Companies wouldn’t put their precious image in the hands of amateurs without a good reason. Rather than viewing a half-dozen agency pitches, user-generated ads give the marketing department thousands of ideas to sift through, as well as creating buzz around their product within the target demographic long before the ad even airs.
By tapping into Generation C’s desire to create and giving them a chance to deliver their work to a global audience, companies are creating content-based networks around their products. Freestyle, a California company that makes watches for surfers, devotes a portion of their site to something called F-Style, where customers can upload and share videos and pictures of users and their friends “doing your Freestyle thing—whether it’s surfing, skating, boarding, music, or art.” The company pitches a monthly theme and entrants can win cash and product prizes for their entries. The F-Style network allows users to connect via content over shared experiences, and, Freestyle hopes, their product.
The site also gives Freestyle executives a chance to scout the best of Gen C talent when recruiting athletes to sponsor. “I’m getting movies from 13-year-old kids these days—that’s how kids get sponsored,” says Freestyle marketing director Chad Labass. “They can send us info about themselves and that’s great, but when you see a video of them actually doing it, you see that hey, this is something special.”
However, companies know they can’t keep counting on the best of Generation C’s creativity forever. The next “C” in Generation C’s future, according to digital trend site Trendwatching.com, is “cash.” When Google bought YouTube for $1.65 billion in 2006, the question on everyone’s lips was: How do you expect to make money from something that doesn’t cost its users anything? But business and technical models are shifting to account for the fact that content creators are the same people who consume that content. To cultivate and snag top Gen C talent, sites like Revver are testing pay models that reward the best and most popular content they host.

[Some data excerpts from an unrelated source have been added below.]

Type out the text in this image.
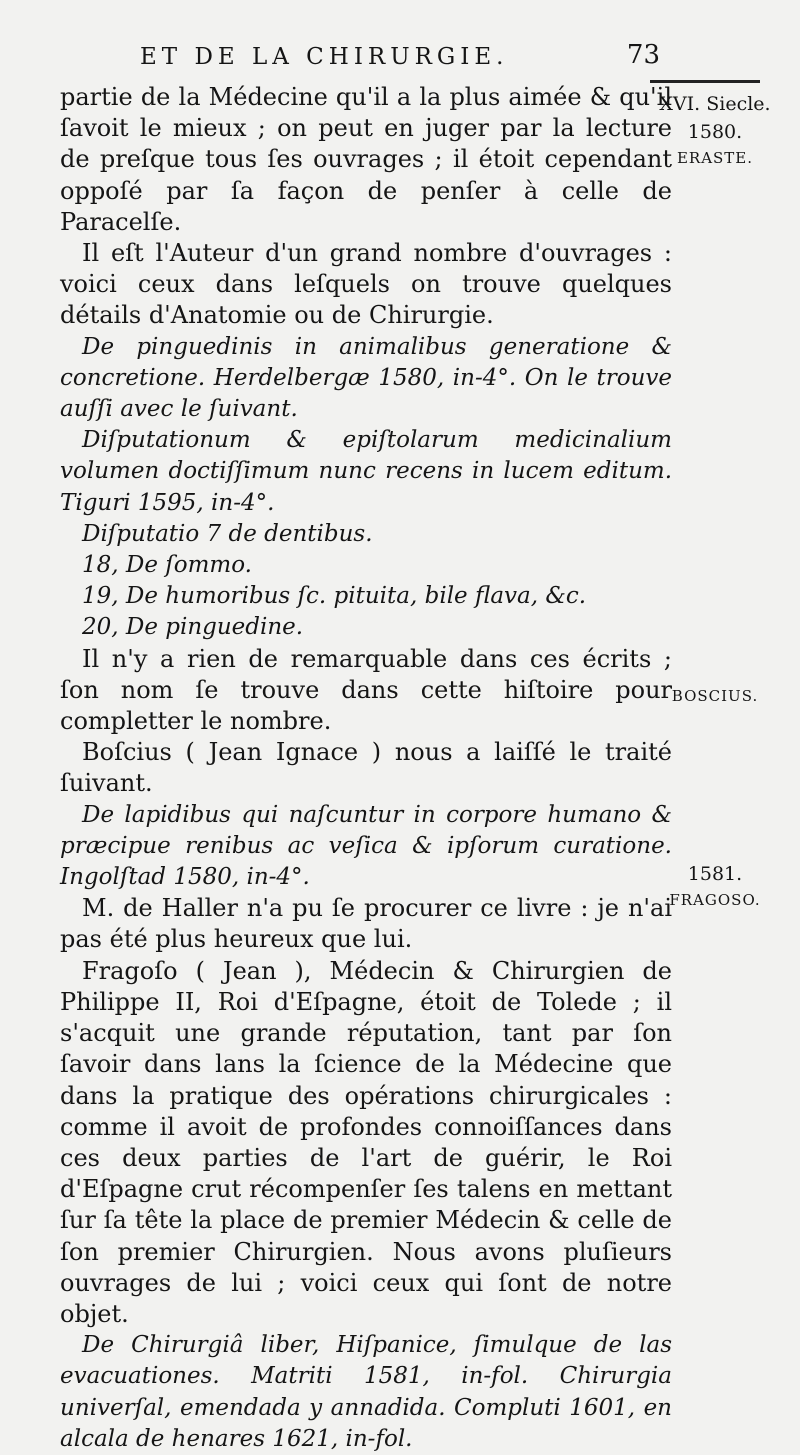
ET DE LA CHIRURGIE.	73
XVI. Siecle.
1580.
ERASTE.
BOSCIUS.
1581.
FRAGOSO.

partie de la Médecine qu'il a la plus aimée & qu'il ſavoit le mieux ; on peut en juger par la lecture de preſque tous ſes ouvrages ; il étoit cependant oppoſé par ſa façon de penſer à celle de Paracelſe.

Il eſt l'Auteur d'un grand nombre d'ouvrages : voici ceux dans leſquels on trouve quelques détails d'Anatomie ou de Chirurgie.

De pinguedinis in animalibus generatione & concretione. Herdelbergæ 1580, in-4°. On le trouve auſſi avec le ſuivant.

Diſputationum & epiſtolarum medicinalium volumen doctiſſimum nunc recens in lucem editum. Tiguri 1595, in-4°.

Diſputatio 7 de dentibus.

18, De ſommo.

19, De humoribus ſc. pituita, bile flava, &c.

20, De pinguedine.

Il n'y a rien de remarquable dans ces écrits ; ſon nom ſe trouve dans cette hiſtoire pour completter le nombre.

Boſcius ( Jean Ignace ) nous a laiſſé le traité ſuivant.

De lapidibus qui naſcuntur in corpore humano & præcipue renibus ac veſica & ipſorum curatione. Ingolſtad 1580, in-4°.

M. de Haller n'a pu ſe procurer ce livre : je n'ai pas été plus heureux que lui.

Fragoſo ( Jean ), Médecin & Chirurgien de Philippe II, Roi d'Eſpagne, étoit de Tolede ; il s'acquit une grande réputation, tant par ſon ſavoir dans lans la ſcience de la Médecine que dans la pratique des opérations chirurgicales : comme il avoit de profondes connoiſſances dans ces deux parties de l'art de guérir, le Roi d'Eſpagne crut récompenſer ſes talens en mettant ſur ſa tête la place de premier Médecin & celle de ſon premier Chirurgien. Nous avons pluſieurs ouvrages de lui ; voici ceux qui ſont de notre objet.

De Chirurgiâ liber, Hiſpanice, ſimulque de las evacuationes. Matriti 1581, in-fol. Chirurgia univerſal, emendada y annadida. Compluti 1601, en alcala de henares 1621, in-fol.
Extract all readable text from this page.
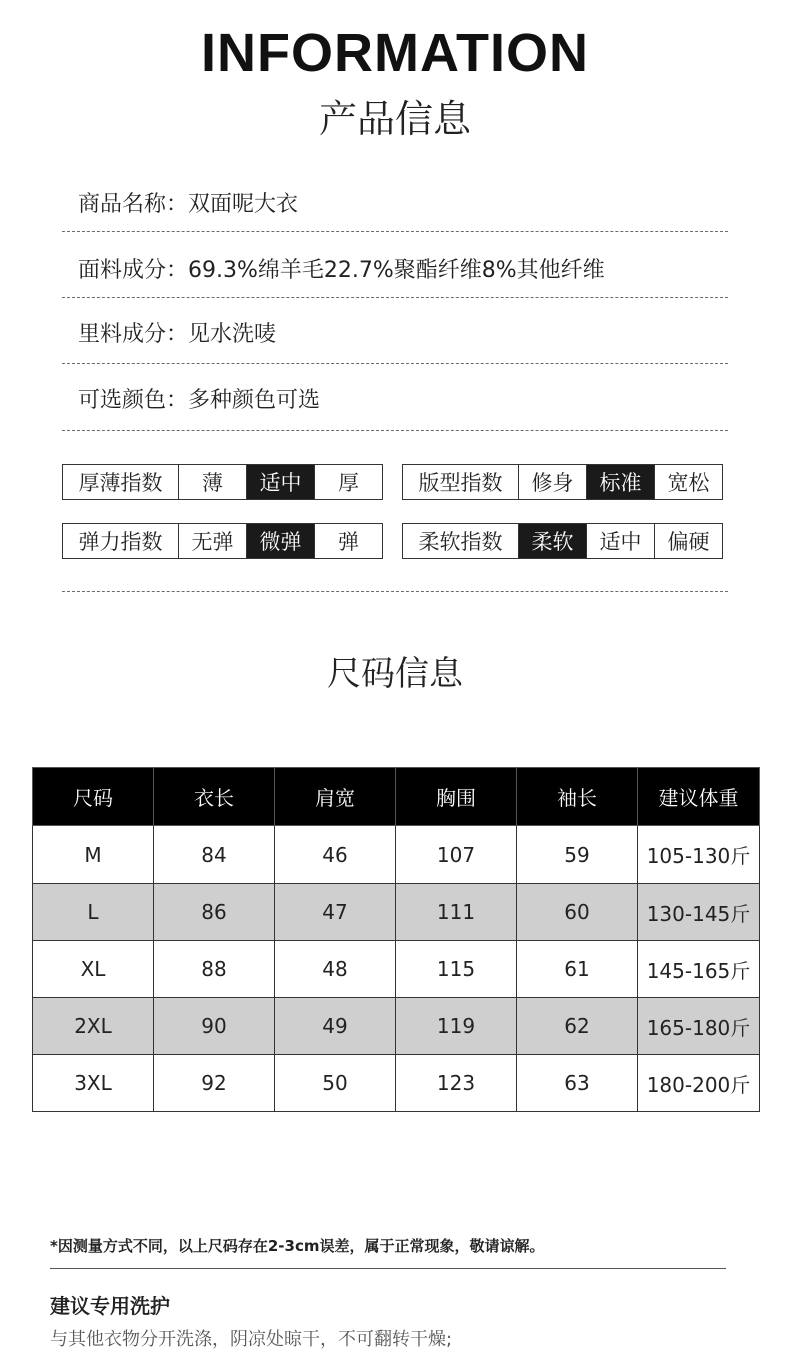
INFORMATION
产品信息
商品名称：双面呢大衣
面料成分：69.3%绵羊毛22.7%聚酯纤维8%其他纤维
里料成分：见水洗唛
可选颜色：多种颜色可选
厚薄指数	薄	适中	厚	版型指数	修身	标准	宽松
弹力指数	无弹	微弹	弹	柔软指数	柔软	适中	偏硬
尺码信息
尺码	衣长	肩宽	胸围	袖长	建议体重
M	84	46	107	59	105-130斤
L	86	47	111	60	130-145斤
XL	88	48	115	61	145-165斤
2XL	90	49	119	62	165-180斤
3XL	92	50	123	63	180-200斤
*因测量方式不同，以上尺码存在2-3cm误差，属于正常现象，敬请谅解。
建议专用洗护
与其他衣物分开洗涤，阴凉处晾干，不可翻转干燥;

With its user-friendly digital video interface, Revver hopes to create a quality content network by pairing videos with relevant ads and sharing revenue with the creator 50/50. Revver recently negotiated a mobile video-delivery deal with Verizon Wireless and announced that it will cut creators in on profits when their videos are downloaded to phones.
A recent Revver success story shows how much a clever Generation C concept can stand to make. A popular viral video showing the explosive effects of combining Diet Coke with Mentos raked in more than $35,000 for its two creators, several TV appearances, and a deal with Coca-Cola and Mentos after more than 7.5 million online views.
Connecting with Generation C
Keeping up with Generation C isn’t easy. They’re empowered by their creative control and are setting the pace and tone for the way content is developed and deployed. To them, content doesn’t just have entertainment or information value—it’s social, it’s personal, and it’s their lifestyle.
Going forward, advertisers and traditional media companies looking to reach this dynamic demographic will have to find ways to fit themselves into content that’s beyond their creative control. “It’s about providing context to the content,” Dew says.
The interactivity of the web is the perfect place for users and creators to come together and find a common vision. For instance, Apple and Nokia are among the many big-name technology companies that host message boards and blogs for users to post their ideas about features and improvements they’d like to see in upcoming products.